Building stronger citizenship
This first edition of the forum managed to bring together about 3 000 people. The main point was to lead an efficient information campaign alongside several NGOs, associations and organisations taking actions in the 11 provinces in the D.R. Congo, as well as alongside the whole Congolese population and Diaspora. This information campaign ended with a call to the Congolese social forum, the official text of the mobilisation that the organizers had to approve to validate their participation.
All of the participants were in charge of bringing proposals meant to strengthen the constitution with a real Congolese society pact, which was discussed at the Forum. For this first edition, the participants decided to take a greater interest in good governance, social rights, food security, international cooperation, and laws dealing with mining and forestry management. It is fundamental to study these issues, so that this social forum becomes a real hope for Congolese citizens to become actors in political, economic, and social initiatives.
Reinvigorating democratic consciousness
Public discussions were organised while concerts, ballets, sketches and other popular manifestations were presented to sensitize and educate citizens. A caravan of democratic expression for “solidarity with the victims of neo-liberalism” wandered through the forum as a guiding light. The caravan started from the intersection of Liberation (previously 24 November) and Kasa-Vubu Avenues, and reached its destination, Kinshasa botanical garden, one of the places chosen to shelter this huge social meeting. The caravan was accompanied by three music bands and one mobile orchestra. It was made up of several organisations and social movements coming from all the provinces of the country. For the organizers, “it is not one more meeting with only speeches. This time we want to make concrete proposals for a new Congo and we mean a fairer Congo, more egalitarian, more human and with more dignity.”

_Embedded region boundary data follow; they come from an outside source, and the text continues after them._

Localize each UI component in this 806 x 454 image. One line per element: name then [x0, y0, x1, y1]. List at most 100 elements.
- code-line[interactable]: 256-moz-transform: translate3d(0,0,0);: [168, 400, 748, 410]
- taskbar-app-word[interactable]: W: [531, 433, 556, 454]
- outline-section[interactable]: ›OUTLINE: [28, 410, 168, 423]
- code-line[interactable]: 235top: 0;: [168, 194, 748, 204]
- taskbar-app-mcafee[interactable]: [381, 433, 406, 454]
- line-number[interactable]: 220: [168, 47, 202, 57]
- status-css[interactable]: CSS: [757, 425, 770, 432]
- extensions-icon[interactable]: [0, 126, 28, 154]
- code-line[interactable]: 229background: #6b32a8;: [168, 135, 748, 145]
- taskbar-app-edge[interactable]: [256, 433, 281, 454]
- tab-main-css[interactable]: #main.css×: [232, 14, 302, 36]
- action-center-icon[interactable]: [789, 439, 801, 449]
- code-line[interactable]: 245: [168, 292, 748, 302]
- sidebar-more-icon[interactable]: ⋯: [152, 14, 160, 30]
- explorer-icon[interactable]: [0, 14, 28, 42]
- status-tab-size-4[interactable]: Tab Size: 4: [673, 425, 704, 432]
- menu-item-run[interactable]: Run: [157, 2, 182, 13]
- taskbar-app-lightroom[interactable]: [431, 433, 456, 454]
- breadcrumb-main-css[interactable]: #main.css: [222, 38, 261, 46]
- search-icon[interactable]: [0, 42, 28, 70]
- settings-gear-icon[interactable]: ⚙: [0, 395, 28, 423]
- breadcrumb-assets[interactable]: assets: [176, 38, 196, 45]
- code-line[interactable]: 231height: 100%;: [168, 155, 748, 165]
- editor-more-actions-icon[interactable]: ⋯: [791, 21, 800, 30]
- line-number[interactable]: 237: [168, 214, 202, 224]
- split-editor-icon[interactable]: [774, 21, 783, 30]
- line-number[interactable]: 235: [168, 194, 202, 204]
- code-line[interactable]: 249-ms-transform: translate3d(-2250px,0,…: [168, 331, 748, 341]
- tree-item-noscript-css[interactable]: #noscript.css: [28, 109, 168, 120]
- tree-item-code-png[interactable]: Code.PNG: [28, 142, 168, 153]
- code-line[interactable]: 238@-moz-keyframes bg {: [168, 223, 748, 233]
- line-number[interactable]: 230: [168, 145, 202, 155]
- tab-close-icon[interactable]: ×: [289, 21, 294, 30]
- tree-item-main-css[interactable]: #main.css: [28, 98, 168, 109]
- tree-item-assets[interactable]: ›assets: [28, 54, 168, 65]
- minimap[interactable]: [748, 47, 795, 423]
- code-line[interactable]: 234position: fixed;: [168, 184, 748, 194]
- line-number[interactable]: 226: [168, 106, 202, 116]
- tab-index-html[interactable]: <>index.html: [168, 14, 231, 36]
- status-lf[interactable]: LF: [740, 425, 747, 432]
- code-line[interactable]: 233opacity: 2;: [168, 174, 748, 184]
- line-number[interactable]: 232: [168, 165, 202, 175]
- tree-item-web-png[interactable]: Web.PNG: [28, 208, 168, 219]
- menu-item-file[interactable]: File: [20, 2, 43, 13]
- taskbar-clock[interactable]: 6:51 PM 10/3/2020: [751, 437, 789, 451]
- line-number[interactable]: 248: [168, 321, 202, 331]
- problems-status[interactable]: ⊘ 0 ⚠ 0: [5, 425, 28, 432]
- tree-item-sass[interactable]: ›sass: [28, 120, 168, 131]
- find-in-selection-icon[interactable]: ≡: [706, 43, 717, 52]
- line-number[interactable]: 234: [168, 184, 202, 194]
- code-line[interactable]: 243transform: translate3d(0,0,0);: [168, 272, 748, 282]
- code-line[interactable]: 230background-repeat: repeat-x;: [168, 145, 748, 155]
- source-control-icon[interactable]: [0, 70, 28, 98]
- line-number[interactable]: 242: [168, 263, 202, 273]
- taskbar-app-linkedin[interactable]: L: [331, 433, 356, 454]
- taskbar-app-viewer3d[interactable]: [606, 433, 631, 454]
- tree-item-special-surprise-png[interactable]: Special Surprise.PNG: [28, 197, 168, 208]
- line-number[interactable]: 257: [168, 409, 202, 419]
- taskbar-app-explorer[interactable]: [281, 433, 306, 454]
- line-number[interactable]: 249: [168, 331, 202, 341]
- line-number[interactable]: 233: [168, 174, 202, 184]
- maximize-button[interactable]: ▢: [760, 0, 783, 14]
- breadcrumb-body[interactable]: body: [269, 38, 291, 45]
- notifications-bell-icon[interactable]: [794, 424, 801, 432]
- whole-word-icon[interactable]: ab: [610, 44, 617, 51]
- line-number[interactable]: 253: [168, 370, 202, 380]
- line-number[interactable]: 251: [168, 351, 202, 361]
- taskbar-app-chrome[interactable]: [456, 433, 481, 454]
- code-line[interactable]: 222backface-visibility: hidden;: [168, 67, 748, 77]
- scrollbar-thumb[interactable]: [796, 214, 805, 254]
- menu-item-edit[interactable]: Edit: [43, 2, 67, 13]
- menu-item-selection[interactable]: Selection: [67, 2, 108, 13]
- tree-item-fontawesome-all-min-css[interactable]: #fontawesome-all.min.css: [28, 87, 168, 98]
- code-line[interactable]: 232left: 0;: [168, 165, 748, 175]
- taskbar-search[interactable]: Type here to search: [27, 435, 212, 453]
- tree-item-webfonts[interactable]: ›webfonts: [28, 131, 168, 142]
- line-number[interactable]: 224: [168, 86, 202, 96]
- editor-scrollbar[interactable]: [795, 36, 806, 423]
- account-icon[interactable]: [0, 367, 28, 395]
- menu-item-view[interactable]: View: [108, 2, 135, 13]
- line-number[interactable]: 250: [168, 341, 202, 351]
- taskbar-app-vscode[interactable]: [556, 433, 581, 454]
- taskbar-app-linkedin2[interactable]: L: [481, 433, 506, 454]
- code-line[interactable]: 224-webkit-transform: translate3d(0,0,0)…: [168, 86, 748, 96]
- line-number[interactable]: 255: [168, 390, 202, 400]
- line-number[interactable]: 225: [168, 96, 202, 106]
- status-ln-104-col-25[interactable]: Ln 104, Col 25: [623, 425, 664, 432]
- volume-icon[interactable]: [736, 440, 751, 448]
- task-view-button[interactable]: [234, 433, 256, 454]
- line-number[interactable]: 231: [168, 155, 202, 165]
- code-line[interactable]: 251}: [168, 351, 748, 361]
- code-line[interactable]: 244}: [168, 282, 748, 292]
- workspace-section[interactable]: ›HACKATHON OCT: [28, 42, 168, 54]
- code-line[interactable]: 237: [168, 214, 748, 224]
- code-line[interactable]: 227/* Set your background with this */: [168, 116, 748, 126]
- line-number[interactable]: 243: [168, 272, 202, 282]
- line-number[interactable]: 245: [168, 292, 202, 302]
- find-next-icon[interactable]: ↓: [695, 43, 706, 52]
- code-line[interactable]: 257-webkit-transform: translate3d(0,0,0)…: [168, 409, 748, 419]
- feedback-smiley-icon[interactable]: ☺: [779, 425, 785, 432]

Then, at the end of the last day of the forum, several commitments were taken for each main field. According to the Association for the Promotion of Women Entrepreneurs [2], one of FdH’s partners in the DRC [3], the forum “reached its goal and managed to patch together a committee in charge of monitoring proposals handed to the government. For once, the government got inspiration from this document and consulted social actors in its budget decisions for each social sector.” Let us hope that the government will keep its word and realise that people can assert themselves and weigh in on the future of Congolese society. That is a good example of mobilisation which puts back human beings and citizens at the centre of a fairer society with a larger place for solidarity.